A signature is built by running the analysis pipeline across many trials (typically 50) of a system's output, recording the mean and standard deviation of every metric at multiple delay-embedding scales (tau = 1, 2, 5, 10). This produces a high-dimensional profile: 233 metrics x 4 scales = 932 dimensions.

Classification

Given an unknown byte stream, the classifier:

  1. Computes the same 932-dimensional metric vector
  2. For each signature, computes per-metric z-scores: |observed - mean| / std
  3. Filters out constant metrics (std < 1e-8) and non-finite values
  4. Ranks signatures by median z-score (robust to outlier metrics)
  5. Reports match fraction (% of metrics within 2 sigma) and gap-based confidence ((second_best - best) / second_best)

Key findings

The classifier reliably distinguishes 38 systems at 85% top-1 accuracy and 99% top-3 on true held-out data (seeds never used during development). Each signature carries content-type attributes (entropy, distinct values, shuffle ratio) that describe what the classifier is actually detecting. Three fundamental limits emerge:

  • High-entropy boundary (~7.0 bits/byte): Strong compression and encryption algorithms produce output above this threshold where all geometric structure is destroyed. Gzip, bzip2, xz, zstd, AES-CTR, SHA-256, and Mersenne Twister are all indistinguishable from each other. Only LZ4 (which stays below ~6.0 bits/byte) retains enough structure for identification.

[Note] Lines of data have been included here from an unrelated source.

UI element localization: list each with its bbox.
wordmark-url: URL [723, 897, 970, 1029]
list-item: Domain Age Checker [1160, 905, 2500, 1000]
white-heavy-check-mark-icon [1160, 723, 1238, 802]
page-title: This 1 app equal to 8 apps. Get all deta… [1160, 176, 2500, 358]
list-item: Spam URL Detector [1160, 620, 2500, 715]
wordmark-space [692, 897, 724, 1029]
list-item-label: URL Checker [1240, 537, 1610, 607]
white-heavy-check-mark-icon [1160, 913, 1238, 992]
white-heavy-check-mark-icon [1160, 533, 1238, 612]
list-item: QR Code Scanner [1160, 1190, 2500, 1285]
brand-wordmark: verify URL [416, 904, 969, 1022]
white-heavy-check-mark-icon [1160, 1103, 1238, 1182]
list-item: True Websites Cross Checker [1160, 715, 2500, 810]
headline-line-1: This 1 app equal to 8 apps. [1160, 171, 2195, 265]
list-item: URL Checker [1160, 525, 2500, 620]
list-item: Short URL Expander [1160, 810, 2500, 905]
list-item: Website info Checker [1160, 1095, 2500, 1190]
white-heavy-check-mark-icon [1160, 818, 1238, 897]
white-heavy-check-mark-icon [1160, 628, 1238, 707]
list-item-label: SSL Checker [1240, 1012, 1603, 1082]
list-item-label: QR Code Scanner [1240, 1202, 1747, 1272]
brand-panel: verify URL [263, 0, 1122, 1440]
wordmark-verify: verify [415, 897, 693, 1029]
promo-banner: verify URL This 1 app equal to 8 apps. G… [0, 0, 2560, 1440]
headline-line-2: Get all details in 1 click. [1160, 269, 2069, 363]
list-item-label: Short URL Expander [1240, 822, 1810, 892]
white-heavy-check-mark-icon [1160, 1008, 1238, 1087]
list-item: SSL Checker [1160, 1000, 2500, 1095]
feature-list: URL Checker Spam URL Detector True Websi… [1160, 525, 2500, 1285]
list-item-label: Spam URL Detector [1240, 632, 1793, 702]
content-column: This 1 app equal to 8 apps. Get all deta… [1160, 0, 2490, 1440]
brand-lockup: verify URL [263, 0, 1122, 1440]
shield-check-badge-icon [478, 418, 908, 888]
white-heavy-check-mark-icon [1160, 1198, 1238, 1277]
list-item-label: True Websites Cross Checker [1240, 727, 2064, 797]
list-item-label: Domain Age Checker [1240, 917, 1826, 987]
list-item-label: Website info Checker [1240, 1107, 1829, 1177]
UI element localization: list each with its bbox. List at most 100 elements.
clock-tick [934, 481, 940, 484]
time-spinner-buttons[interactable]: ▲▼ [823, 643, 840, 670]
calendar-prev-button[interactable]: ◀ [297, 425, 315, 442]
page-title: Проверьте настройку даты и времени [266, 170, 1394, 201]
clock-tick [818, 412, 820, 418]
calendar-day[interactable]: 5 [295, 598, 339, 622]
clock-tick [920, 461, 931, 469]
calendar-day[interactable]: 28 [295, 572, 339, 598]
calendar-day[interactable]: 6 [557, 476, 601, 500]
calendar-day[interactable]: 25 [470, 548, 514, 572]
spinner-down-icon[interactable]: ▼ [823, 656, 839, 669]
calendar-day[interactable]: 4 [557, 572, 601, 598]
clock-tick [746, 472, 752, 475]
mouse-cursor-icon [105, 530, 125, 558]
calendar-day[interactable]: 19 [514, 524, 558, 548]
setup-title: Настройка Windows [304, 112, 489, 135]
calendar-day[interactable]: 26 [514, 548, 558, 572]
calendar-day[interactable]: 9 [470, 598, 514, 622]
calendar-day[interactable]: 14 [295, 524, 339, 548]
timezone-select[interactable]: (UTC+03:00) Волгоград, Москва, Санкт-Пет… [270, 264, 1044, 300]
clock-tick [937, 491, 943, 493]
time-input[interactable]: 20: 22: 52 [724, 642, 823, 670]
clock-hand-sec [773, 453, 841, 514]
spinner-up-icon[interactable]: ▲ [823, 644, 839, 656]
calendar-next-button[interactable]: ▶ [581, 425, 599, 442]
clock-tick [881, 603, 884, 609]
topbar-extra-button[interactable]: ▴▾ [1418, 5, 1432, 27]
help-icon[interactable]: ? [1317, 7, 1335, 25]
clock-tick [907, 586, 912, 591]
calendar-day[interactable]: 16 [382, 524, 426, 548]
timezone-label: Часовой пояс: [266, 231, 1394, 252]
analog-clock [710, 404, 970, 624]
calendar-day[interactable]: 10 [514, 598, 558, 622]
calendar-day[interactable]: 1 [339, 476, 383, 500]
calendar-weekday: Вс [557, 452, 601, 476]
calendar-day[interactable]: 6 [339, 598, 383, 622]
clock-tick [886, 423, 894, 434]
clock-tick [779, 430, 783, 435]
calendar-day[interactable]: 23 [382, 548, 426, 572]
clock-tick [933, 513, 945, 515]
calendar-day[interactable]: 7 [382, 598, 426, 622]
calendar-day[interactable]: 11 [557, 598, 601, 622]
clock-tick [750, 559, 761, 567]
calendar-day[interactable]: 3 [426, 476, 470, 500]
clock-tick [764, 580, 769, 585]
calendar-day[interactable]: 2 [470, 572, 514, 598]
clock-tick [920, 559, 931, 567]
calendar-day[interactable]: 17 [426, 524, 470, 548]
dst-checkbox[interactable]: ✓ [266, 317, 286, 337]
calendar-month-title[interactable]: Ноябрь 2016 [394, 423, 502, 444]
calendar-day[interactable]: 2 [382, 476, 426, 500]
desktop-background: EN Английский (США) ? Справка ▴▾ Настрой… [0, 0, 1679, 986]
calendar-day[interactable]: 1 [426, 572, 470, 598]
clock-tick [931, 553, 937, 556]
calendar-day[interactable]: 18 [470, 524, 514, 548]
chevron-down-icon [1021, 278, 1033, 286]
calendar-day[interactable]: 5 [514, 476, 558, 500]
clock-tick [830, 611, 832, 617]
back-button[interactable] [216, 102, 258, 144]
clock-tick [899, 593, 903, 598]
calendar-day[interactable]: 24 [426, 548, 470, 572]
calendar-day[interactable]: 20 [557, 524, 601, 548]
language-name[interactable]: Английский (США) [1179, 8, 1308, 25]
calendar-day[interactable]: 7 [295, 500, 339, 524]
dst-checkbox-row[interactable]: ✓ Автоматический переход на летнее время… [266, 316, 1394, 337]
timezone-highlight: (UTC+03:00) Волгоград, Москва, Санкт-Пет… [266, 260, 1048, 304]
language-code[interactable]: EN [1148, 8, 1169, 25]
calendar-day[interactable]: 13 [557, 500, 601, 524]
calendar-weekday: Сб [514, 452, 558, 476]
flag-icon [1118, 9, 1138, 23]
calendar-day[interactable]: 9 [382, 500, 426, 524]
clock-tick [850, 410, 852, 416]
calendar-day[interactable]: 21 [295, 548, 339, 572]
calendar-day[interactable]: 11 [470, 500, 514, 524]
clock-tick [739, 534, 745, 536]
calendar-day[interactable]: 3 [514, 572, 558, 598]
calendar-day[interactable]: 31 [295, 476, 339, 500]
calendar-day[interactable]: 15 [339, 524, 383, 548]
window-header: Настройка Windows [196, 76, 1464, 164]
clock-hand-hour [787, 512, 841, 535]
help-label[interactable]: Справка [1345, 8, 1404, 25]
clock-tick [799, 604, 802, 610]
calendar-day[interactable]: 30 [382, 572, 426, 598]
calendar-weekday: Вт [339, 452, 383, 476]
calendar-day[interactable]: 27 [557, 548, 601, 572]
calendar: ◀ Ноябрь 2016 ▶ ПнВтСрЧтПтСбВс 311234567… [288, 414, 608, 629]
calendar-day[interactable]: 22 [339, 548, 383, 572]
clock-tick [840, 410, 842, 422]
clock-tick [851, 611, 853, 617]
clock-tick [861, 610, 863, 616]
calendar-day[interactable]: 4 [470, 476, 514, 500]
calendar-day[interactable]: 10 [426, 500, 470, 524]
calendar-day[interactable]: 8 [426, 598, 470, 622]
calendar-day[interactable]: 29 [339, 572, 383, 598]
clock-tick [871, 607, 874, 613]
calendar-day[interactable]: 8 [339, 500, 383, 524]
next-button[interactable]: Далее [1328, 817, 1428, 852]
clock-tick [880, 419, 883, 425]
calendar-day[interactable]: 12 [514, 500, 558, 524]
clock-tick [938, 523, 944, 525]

  • Text cluster: All ASCII-based formats (XML, JSON, HTML, JavaScript, source code) share the same byte-frequency geometry dominated by the printable ASCII range. A single "ASCII Text" signature captures this content type. The geometry detects content type (text vs machine code vs compressed data) rather than format.

  • Ordering vs distribution: Shuffle baselines reveal whether a signature relies on sequential structure (ordering-dependent, e.g. chaotic attractors) or value distribution (e.g. DNA base composition). Both are valid detections, but the distinction matters for interpretation.

The strongest signature in the library is Mach-O Binary (compiled machine code): 93-96% match fraction, 95% confidence, z-scores of 0.15-0.24 across binaries from 84KB to 45MB. This identifies executables purely from the statistical geometry of their instruction bytes — no magic-byte headers needed.